In order to find the eigenvalues of a square matrix $A$, we must find the values of $\lambda$ such that the equation \begin{equation} A \left|v\right> = \lambda \left|v\right> \end{equation} admits solutions $\left|v\right>$. (The solutions $\left|v\right>$ are eigenvectors of $A$, as discussed in the next section.) Rearranging terms, $\left|v\right>$ must satisfy \begin{equation} (\lambda I-A)\left|v\right> = 0 \label{eeq} \end{equation} where $I$ denotes the identity matrix (of the same size as $A$). Suppose that the inverse matrix $(\lambda I-A)^{-1}$ exists. Multiplying both sides of (\ref{eeq}) by this inverse would then yield \begin{equation} (\lambda I-A)^{-1}(\lambda I-A)\left|v\right> = \left|v\right> = 0 \end{equation} which is not a very interesting solution. So we want $(\lambda I-A)$ not to have an inverse. When does this happen?
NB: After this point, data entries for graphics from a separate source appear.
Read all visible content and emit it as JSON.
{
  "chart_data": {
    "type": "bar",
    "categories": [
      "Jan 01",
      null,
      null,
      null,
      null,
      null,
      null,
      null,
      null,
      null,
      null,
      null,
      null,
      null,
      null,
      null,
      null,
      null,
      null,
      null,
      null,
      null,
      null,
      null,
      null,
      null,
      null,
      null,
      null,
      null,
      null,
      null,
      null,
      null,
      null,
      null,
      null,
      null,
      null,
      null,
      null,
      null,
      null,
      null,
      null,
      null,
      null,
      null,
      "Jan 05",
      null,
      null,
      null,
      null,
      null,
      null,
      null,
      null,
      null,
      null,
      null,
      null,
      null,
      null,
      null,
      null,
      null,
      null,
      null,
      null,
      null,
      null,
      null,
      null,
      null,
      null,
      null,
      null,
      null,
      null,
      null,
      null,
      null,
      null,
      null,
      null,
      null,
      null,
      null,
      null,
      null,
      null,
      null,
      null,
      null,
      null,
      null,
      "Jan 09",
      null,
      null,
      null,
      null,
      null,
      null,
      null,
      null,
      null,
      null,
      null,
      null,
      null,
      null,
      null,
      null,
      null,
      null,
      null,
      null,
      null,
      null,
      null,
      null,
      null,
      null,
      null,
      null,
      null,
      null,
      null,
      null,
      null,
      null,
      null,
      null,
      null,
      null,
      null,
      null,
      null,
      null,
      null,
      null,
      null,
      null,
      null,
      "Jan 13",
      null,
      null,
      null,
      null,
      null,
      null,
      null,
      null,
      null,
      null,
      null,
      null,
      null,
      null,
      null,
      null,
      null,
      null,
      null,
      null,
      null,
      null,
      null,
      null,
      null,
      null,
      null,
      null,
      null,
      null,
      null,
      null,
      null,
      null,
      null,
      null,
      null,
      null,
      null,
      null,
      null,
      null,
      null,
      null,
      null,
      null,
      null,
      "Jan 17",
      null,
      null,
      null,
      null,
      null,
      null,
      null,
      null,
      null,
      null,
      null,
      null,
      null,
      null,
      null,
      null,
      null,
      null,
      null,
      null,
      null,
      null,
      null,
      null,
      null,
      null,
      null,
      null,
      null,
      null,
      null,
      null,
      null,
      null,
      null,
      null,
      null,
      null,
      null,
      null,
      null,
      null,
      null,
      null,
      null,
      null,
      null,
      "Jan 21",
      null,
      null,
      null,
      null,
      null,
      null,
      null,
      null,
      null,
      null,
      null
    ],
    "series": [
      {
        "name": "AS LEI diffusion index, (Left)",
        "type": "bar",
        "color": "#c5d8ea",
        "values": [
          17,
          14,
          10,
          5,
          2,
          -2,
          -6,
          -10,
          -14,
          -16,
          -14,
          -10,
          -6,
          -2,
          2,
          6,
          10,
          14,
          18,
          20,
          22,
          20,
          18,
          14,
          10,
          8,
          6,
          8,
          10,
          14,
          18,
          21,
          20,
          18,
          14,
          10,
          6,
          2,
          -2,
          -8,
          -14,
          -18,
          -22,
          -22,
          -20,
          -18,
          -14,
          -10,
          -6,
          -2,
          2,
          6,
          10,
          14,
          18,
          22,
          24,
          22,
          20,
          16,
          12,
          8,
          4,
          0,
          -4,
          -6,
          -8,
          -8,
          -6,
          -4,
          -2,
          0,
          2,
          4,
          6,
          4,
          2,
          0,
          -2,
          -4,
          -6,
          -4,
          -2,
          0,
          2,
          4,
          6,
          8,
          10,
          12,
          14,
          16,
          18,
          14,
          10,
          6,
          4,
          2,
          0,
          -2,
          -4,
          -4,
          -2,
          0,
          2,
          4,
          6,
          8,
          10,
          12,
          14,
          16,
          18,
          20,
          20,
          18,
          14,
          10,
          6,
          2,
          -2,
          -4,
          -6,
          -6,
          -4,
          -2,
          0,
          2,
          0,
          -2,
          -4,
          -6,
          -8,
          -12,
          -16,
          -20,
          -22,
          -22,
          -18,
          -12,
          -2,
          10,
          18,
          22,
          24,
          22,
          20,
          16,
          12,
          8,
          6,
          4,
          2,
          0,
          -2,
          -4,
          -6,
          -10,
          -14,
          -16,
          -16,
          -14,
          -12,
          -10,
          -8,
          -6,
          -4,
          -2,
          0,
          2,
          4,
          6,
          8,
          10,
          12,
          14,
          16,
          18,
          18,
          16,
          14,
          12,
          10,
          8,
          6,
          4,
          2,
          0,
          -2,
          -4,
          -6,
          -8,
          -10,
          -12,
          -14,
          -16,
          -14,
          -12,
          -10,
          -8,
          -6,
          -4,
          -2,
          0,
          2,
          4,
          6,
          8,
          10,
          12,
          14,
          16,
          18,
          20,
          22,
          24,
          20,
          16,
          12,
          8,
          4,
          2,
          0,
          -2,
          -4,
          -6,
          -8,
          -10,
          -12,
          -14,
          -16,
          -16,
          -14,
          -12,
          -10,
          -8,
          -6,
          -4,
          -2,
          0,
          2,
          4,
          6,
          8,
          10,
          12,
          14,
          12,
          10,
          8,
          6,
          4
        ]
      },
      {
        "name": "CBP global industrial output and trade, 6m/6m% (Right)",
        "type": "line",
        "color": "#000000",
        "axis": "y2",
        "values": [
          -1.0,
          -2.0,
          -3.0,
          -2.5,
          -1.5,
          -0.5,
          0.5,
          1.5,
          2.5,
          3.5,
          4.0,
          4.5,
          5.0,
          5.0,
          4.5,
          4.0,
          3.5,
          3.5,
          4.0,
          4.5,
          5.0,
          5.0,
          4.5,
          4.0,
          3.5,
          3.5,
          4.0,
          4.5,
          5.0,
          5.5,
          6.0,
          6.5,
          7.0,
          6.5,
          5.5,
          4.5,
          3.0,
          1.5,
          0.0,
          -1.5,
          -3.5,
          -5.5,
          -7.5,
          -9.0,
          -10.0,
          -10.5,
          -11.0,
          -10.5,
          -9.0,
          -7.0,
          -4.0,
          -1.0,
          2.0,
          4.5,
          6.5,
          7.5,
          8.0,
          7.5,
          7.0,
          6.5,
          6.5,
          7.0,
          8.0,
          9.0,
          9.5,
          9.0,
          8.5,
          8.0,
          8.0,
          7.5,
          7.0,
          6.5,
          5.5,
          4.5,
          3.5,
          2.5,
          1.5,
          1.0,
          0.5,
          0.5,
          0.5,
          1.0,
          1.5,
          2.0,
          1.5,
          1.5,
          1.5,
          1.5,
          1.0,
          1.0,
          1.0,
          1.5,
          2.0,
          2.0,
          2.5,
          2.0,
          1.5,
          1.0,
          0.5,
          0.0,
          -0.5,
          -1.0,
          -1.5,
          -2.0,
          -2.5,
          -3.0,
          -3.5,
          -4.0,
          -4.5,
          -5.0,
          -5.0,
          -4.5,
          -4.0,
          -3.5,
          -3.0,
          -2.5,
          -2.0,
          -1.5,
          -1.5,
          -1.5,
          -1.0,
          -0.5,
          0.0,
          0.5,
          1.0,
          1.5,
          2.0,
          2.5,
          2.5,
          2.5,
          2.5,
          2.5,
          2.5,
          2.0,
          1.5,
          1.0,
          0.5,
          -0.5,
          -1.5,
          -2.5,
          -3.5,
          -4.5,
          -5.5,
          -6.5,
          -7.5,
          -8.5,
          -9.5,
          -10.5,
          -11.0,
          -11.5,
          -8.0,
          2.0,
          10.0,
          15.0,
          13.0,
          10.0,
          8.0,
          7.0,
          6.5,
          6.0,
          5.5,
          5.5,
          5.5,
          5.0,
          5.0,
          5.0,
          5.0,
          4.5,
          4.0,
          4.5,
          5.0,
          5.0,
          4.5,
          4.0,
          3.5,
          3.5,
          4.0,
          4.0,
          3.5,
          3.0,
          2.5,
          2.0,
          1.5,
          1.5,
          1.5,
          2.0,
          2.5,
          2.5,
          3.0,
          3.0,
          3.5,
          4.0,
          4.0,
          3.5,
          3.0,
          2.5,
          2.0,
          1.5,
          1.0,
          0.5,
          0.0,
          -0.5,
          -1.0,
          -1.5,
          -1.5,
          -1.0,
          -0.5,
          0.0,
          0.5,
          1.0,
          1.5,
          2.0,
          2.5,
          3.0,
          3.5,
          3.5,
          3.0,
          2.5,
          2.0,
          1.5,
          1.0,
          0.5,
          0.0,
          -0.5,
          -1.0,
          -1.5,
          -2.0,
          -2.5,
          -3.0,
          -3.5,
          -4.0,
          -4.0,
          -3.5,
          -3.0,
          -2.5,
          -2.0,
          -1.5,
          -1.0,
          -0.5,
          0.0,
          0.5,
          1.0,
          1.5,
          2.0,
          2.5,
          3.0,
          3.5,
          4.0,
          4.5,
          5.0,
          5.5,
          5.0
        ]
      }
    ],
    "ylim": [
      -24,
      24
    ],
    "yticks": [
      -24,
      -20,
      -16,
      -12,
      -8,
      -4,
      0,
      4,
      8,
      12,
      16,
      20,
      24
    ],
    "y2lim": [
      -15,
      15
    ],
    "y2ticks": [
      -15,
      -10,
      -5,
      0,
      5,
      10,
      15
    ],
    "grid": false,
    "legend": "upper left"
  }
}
Claim: A square matrix $A$ does not have an inverse if and only if $\det A=0$.

Thus, the eigenvalues of $A$ are the solutions of the equation $\det(\lambda I-A)=0$.

Example

Suppose $A=\begin{pmatrix}1&2\\9&4\\\end{pmatrix}$. Then we must solve \begin{equation} 0 = |\lambda I-A| = \begin{vmatrix}1&2\\9&4\\\end{vmatrix} = (\lambda-1)(\lambda-4)-18 \end{equation} or equivalently \begin{equation} 0 = \lambda^2 - 5\lambda -14 = (\lambda-7)(\lambda+2) , \end{equation} and the eigenvalues in this case are $\lambda=7$ and $\lambda=-2$.

In general, this computation always yields a polynomial equation in $\lambda$, which is of order $n$ if $A$ is an $n\times n$ matrix. Thus, we expect $n$ eigenvalues, which however might not be distinct. Furthermore, not all of the eigenvalues will be real!